Once you configure eksctl, you can use the eksctl command to deploy your first EKS cluster.
- Run the following eksctl command to create and run the first cluster. Create a 3-node Kubernetes cluster named
aws-eks-demowith a node type of t3.micro and a region of us-east-1.
eksctl create cluster --name aws-eks-demo --version 1.21 --region us-east-1 --nodegroup-name eks-demo-workers --node-type t3.micro --nodes 3 --nodes-min 1 --nodes-max 4 --managed
Define a minimum of one node (--nodes-min 1) and a maximum of four nodes (--nodes-max 4) for this EKS managed node group. The name of the node group is
eks-demo-workers. Create a node group named eks-demo-workers and select the machine type for the eks-demo-workers node group.
- Go to the CloudFormation dashboard to see the actions taken by the command. The eksctl create cluster command uses CloudFormation to provision the infrastructure for your AWS account.
eksctl-aws-eks-demo-cluster CloudFormation stack is created as shown below. This process can take 15 minutes or more.
- Now when you go to the EKS dashboard, you'll see a cluster called aws-eks-demo provisioned.
- Go to the EC2 dashboard and you'll see that there are 4 nodes running. Three worker nodes and one master node.
- Finally, run the following command to update the kubectl configuration (update-kubeconfig) with the cluster endpoint, certificate, and credentials.
aws eks update-kubeconfig --name aws-eks-demo --region us-east-1
In this demo, we will deploy an NGINX application to take advantage of an EKS cluster.
- Run the following yum command to install Git, automatically accepting all prompts (-y) during the installation.
sudo yum install -y git
- Then run the following git clone command to clone the configuration file from GitHub repository to your current directory.
git clone https://github.com/MakendranG/aws-eks-cli.git
Use these files to create an NGINX deployment in your pod and create a load balancer (ELB).
- Run the following command to change the directory aws-eks-cli and create a NGINX (./nginx-svc-demo.yaml) service.

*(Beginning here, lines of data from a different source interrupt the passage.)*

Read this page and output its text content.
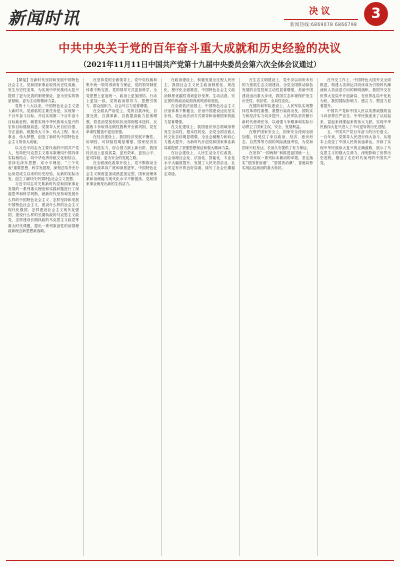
新闻时讯	决议
新闻热线:6869078 6866798
3
中共中央关于党的百年奋斗重大成就和历史经验的决议
（2021年11月11日中国共产党第十九届中央委员会第六次全体会议通过）

【紧接】在新时代坚持和发展中国特色社会主义，党和国家事业取得历史性成就、发生历史性变革，为实现中华民族伟大复兴提供了更为完善的制度保证、更为坚实的物质基础、更为主动的精神力量。

党的十八大以来，中国特色社会主义进入新时代。党面临的主要任务是，实现第一个百年奋斗目标，开启实现第二个百年奋斗目标新征程，朝着实现中华民族伟大复兴的宏伟目标继续前进。党领导人民自信自强、守正创新，统揽伟大斗争、伟大工程、伟大事业、伟大梦想，创造了新时代中国特色社会主义的伟大成就。

以习近平同志为主要代表的中国共产党人，坚持把马克思主义基本原理同中国具体实际相结合、同中华优秀传统文化相结合，坚持毛泽东思想、邓小平理论、“三个代表”重要思想、科学发展观，深刻总结并充分运用党成立以来的历史经验，从新的实际出发，创立了新时代中国特色社会主义思想。

习近平同志对关系新时代党和国家事业发展的一系列重大理论和实践问题进行了深邃思考和科学判断，就新时代坚持和发展什么样的中国特色社会主义、怎样坚持和发展中国特色社会主义，建设什么样的社会主义现代化强国、怎样建设社会主义现代化强国，建设什么样的长期执政的马克思主义政党、怎样建设长期执政的马克思主义政党等重大时代课题，提出一系列原创性的治国理政新理念新思想新战略。

在坚持党的全面领导上，党中央权威和集中统一领导得到有力保证，党的领导制度体系不断完善，党的领导方式更加科学，全党思想上更加统一、政治上更加团结、行动上更加一致，党的政治领导力、思想引领力、群众组织力、社会号召力显著增强。

在全面从严治党上，党的自我净化、自我完善、自我革新、自我提高能力显著增强，管党治党宽松软状况得到根本扭转，反腐败斗争取得压倒性胜利并全面巩固，党在革命性锻造中更加坚强。

在经济建设上，我国经济发展平衡性、协调性、可持续性明显增强，国家经济实力、科技实力、综合国力跃上新台阶，我国经济迈上更高质量、更有效率、更加公平、更可持续、更为安全的发展之路。

在全面深化改革开放上，党不断推动全面深化改革向广度和深度进军，中国特色社会主义制度更加成熟更加定型，国家治理体系和治理能力现代化水平不断提高，党和国家事业焕发出新的生机活力。

在政治建设上，积极发展全过程人民民主，我国社会主义民主政治制度化、规范化、程序化全面推进，中国特色社会主义政治制度优越性得到更好发挥，生动活泼、安定团结的政治局面得到巩固和发展。

在全面依法治国上，中国特色社会主义法治体系不断健全，法治中国建设迈出坚实步伐，党运用法治方式领导和治理国家的能力显著增强。

在文化建设上，我国意识形态领域形势发生全局性、根本性转变，全党全国各族人民文化自信明显增强，全社会凝聚力和向心力极大提升，为新时代开创党和国家事业新局面提供了坚强思想保证和强大精神力量。

在社会建设上，人民生活全方位改善，社会治理社会化、法治化、智能化、专业化水平大幅度提升，发展了人民安居乐业、社会安定有序的良好局面，续写了社会长期稳定奇迹。

在生态文明建设上，党中央以前所未有的力度抓生态文明建设，全党全国推动绿色发展的自觉性和主动性显著增强，美丽中国建设迈出重大步伐，我国生态环境保护发生历史性、转折性、全局性变化。

在国防和军队建设上，人民军队实现整体性革命性重塑、重整行装再出发，国防实力和经济实力同步提升，人民军队坚决履行新时代使命任务，以顽强斗争精神和实际行动捍卫了国家主权、安全、发展利益。

在维护国家安全上，国家安全得到全面加强，经受住了来自政治、经济、意识形态、自然界等方面的风险挑战考验，为党和国家兴旺发达、长治久安提供了有力保证。

在坚持“一国两制”和推进祖国统一上，党中央采取一系列标本兼治的举措，坚定落实“爱国者治港”、“爱国者治澳”，香港局势实现由乱到治的重大转折。

在外交工作上，中国特色大国外交全面推进，构建人类命运共同体成为引领时代潮流和人类前进方向的鲜明旗帜，我国外交在世界大变局中开创新局、在世界乱局中化危为机，我国国际影响力、感召力、塑造力显著提升。

中国共产党和中国人民以英勇顽强的奋斗向世界庄严宣告，中华民族迎来了从站起来、富起来到强起来的伟大飞跃，实现中华民族伟大复兴进入了不可逆转的历史进程。

五、中国共产党百年奋斗的历史意义。一百年来，党领导人民进行伟大奋斗，从根本上改变了中国人民的前途命运，开辟了实现中华民族伟大复兴的正确道路，展示了马克思主义的强大生命力，深刻影响了世界历史进程，锻造了走在时代前列的中国共产党。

# Change directory to aws-eks-cli cd aws-eks-cli # Apply the configuration in ./nginx-svc-demo.yaml to a pod kubectl apply -f ./nginx-svc-demo.yaml
- Next, run the kubectl get service to check the status of the NGINX service.
kubectl get service
The service type is
load balancer, as shown below, and Kubernetes created a service that represents an NGINX deployment.
You can also display the external DNS host name of the load balancer created by EKS in the External IP column. Make a note of the load balancer's external DNS host name, as you will need it later to test the load balancer.

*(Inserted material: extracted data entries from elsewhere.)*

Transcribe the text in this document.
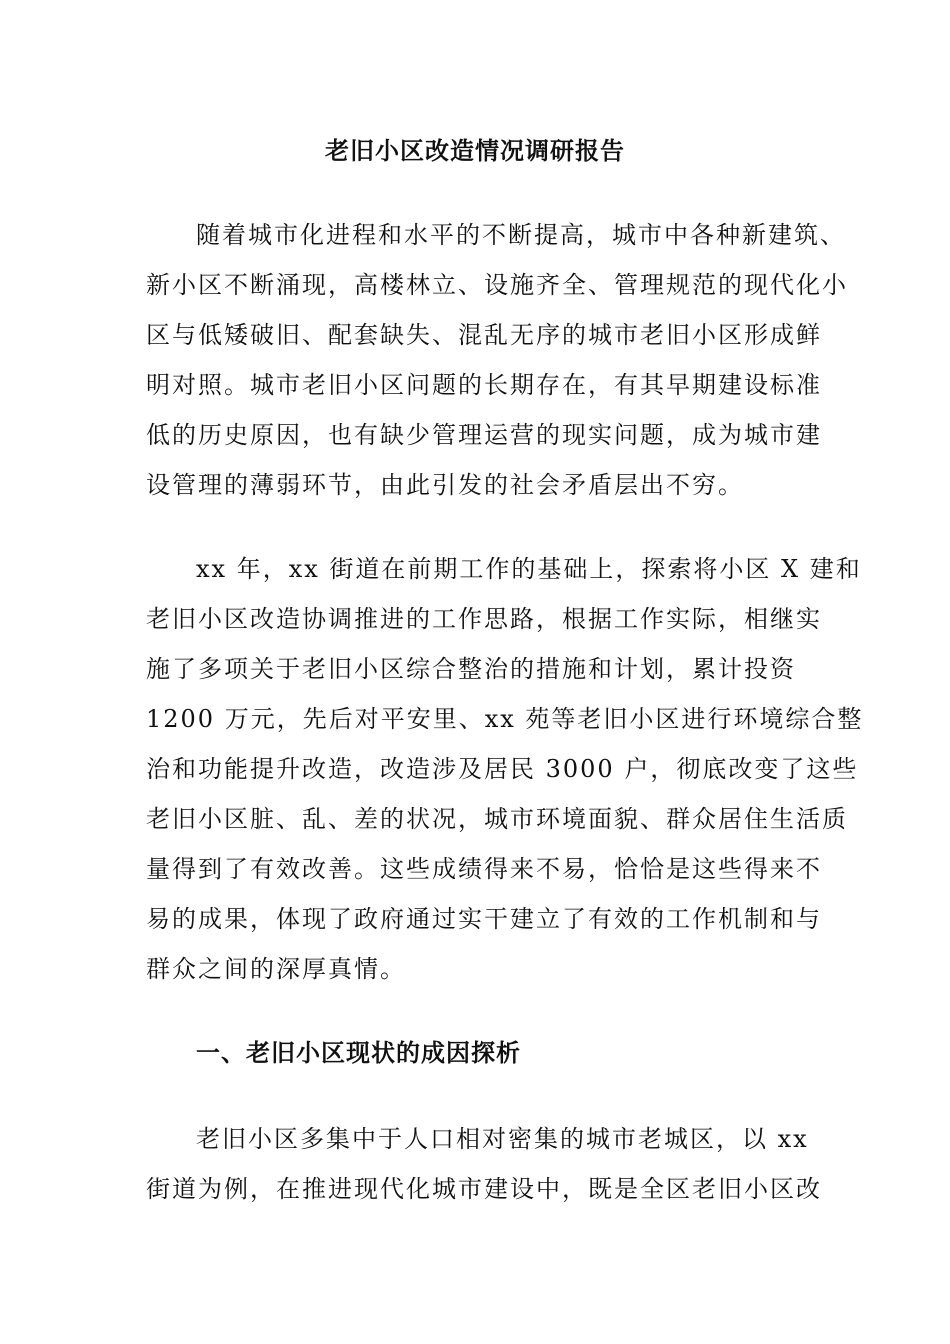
老旧小区改造情况调研报告

随着城市化进程和水平的不断提高，城市中各种新建筑、
新小区不断涌现，高楼林立、设施齐全、管理规范的现代化小
区与低矮破旧、配套缺失、混乱无序的城市老旧小区形成鲜
明对照。城市老旧小区问题的长期存在，有其早期建设标准
低的历史原因，也有缺少管理运营的现实问题，成为城市建
设管理的薄弱环节，由此引发的社会矛盾层出不穷。

xx 年，xx 街道在前期工作的基础上，探索将小区 X 建和
老旧小区改造协调推进的工作思路，根据工作实际，相继实
施了多项关于老旧小区综合整治的措施和计划，累计投资
1200 万元，先后对平安里、xx 苑等老旧小区进行环境综合整
治和功能提升改造，改造涉及居民 3000 户，彻底改变了这些
老旧小区脏、乱、差的状况，城市环境面貌、群众居住生活质
量得到了有效改善。这些成绩得来不易，恰恰是这些得来不
易的成果，体现了政府通过实干建立了有效的工作机制和与
群众之间的深厚真情。

一、老旧小区现状的成因探析

老旧小区多集中于人口相对密集的城市老城区，以 xx
街道为例，在推进现代化城市建设中，既是全区老旧小区改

- Run the following kubectl command to deploy the NGINX pod.
kubectl apply -f ./nginx-deployment-demo.yaml
- Check the status of your NGINX deployment and NGINX pod by running the following kubectl get command.

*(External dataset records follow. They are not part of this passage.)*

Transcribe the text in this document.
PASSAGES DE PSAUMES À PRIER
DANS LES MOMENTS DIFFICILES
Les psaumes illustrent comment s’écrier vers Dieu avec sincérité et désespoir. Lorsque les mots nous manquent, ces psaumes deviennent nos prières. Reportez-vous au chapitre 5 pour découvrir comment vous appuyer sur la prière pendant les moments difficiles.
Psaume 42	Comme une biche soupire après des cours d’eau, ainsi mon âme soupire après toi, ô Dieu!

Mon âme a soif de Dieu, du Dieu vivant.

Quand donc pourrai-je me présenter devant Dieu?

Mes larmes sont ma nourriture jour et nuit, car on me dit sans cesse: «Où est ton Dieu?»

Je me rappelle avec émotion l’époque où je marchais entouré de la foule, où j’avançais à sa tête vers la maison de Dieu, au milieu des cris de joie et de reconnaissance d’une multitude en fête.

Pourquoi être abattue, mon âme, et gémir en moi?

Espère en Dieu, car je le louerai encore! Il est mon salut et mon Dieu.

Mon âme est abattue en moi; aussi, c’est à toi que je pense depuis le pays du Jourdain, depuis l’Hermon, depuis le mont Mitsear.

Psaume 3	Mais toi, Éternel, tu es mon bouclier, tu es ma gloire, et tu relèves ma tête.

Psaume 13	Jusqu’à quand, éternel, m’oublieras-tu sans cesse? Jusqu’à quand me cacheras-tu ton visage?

kubectl get deployment kubectl get pod
As you can see in the output below, the deployment has three pods, all running.
- Next, run the kubectl get node command to check the status of the worker node.
kubectl get node
- Next, run the following curl command to test the load balancer. Replace with the DNS name you wrote down earlier.
The NGINX welcome page for the NGINX service built by EKS is displayed, as shown below. The following output confirms that the load balancer is working properly and that you can access the NGINX pod.
- Finally, copy the load balancer's DNS name and paste it into a new browser tab for double checking.
From NGINX, you will also see a welcome page indicating that your application is working.
In this tutorial, you learned how to create an EKS cluster, deploy NGINX services from a container. At this point, you should have a good understanding of how to create an EKS cluster in your AWS environment.